A peek inside how Snowflake’s new Universal Search feature was built
Now that Neeva and Snowflake have joined forces, we are leveraging Neeva’s powerful search technology to search over anything in Snowflake. Built on Snowflake Cortex, Universal Search (private preview) allows Snowflake customers to use search functionality to find feature documentation, discover valuable datasets in our marketplace, and even locate tables and views stored in their Snowflake instance! Let’s see what happens in that last use case when we apply a web search technology to Snowflake artifacts.
Our search algorithm combines various signals to produce a ranking. For the purposes of this article, we’ll focus exclusively on one of these signals, the embedding — generated with a bi-encoder model. This model converts table names into a numerical representation called an embedding (or a vector), which we can use to semantically rank tables relative to a text query.
Our goal for our ranking task is to display results that are most relevant to an issued query. To do so, we create a golden set and formalize a metric relevant to our search problem. The golden set consists of a uniform distribution of head (one word, navigational type) and tail (longer, natural language type) queries and their corresponding expected results. For example, a golden set might look like this:
We iterate on 2 main metrics: a retrieval and a ranking metric.
- The retrieval metric lets us know how many golden results are actually retrieved relative to the number of the golden results currently in the index. Therefore, if we have 80% of the golden results in our index, the highest the retrieval metric can be is 80%. We have 2 retrieval sources: keyword (based on term hits between the result and the query) and vector (based on the similarity between the query and result embedding).
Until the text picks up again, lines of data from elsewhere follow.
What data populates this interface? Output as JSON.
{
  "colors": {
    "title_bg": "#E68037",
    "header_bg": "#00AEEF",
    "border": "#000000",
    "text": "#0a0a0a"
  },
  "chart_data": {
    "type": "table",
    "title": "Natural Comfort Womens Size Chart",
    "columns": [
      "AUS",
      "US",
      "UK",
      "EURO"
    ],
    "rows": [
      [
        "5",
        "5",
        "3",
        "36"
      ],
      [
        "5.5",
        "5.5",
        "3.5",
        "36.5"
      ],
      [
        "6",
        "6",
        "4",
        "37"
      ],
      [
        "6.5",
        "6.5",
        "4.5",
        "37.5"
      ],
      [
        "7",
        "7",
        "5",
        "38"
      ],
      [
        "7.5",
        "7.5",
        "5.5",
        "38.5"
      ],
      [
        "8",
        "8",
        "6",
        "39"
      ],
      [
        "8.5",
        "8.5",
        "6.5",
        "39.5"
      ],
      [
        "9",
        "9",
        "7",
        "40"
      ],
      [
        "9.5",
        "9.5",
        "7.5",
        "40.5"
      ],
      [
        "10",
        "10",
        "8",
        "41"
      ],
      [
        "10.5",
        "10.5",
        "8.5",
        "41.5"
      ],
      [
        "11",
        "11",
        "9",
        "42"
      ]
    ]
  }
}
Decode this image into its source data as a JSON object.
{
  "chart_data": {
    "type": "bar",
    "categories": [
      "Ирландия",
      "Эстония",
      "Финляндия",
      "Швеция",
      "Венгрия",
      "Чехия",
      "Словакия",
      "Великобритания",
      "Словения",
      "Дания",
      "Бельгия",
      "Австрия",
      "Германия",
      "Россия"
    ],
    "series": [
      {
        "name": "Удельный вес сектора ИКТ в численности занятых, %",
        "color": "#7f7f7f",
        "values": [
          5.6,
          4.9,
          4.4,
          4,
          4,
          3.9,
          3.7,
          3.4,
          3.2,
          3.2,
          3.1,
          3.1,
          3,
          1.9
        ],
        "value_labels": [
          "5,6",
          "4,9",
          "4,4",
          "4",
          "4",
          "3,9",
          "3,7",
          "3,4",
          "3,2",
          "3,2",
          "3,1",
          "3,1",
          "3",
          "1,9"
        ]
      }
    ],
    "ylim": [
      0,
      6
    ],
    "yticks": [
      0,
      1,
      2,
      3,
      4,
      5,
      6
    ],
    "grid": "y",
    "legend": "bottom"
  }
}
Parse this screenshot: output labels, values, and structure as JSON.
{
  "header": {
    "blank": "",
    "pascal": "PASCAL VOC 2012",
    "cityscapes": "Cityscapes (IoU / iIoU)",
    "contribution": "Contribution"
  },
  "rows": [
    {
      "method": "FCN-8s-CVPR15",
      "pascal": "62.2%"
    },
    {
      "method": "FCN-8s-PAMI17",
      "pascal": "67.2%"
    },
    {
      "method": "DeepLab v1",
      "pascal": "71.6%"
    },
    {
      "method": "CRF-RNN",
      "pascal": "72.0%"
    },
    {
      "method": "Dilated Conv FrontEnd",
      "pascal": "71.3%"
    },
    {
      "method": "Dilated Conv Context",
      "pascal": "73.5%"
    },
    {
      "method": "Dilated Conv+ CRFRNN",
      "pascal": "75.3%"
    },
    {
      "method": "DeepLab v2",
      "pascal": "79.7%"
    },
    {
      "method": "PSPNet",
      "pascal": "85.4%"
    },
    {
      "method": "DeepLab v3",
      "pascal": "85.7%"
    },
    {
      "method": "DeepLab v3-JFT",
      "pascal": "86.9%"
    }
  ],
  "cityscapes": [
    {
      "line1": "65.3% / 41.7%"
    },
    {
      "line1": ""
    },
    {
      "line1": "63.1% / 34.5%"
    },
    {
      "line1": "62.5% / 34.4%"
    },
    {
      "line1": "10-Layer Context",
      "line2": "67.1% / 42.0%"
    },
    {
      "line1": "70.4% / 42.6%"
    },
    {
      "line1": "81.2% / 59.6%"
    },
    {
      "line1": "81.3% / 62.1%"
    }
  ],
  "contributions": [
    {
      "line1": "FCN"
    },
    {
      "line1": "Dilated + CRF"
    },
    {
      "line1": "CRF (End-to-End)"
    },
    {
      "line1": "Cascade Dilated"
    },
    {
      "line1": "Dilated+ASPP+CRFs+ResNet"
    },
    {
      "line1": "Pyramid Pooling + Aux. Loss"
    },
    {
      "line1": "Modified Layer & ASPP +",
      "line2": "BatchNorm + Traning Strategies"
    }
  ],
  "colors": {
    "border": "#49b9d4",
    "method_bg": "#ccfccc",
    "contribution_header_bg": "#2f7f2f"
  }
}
- The ranking metric quantifies how many golden results retrieved are in the top k actual results returned.
Our initial approach using a search algorithm to evaluate a golden dataset representing Snowflake artifacts did not perform well on our vector retrieval metric. This means that our embedding logic didn’t retrieve relevant results, and therefore, our customers would have been given low quality results. How could we solve this?
I suspected that the issue stemmed from using a fine-tuned bi-encoder not well suited for table and view results. Web search data doesn’t resemble tables! We therefore embarked on a series of experiments. These experiments involved altering the base model for fine-tuning and adjusting our training set’s data distribution. Some base models we experimented fine-tuning on included our current websearch bi-encoder model, the MiniLM L6 model, and the E5 base model. Ideally, Universal Search returns results for any type of query, from full sentences to keywords to queries with specific table names. Therefore, during fine-tuning, we varied our data distribution to represent the different types of queries we expected Universal Search might encounter.
After running all of our experiments, we chose 2 models that performed the best on our test set and ran our final evaluation to calculate our vector retrieval metric. These models were both trained with an even distribution of query types. One model used the websearch bi-encoder model as the base and the other used the MiniLM model as the base. We found that our fine-tuned MiniLM model performed better! Specifically, we saw a gain of about 20% on our vector retrieval metric 🚀
Iterating on our embedding signals is just one of the many search efforts here at Snowflake. We are constantly refining our search stack so our users can have the best experience possible.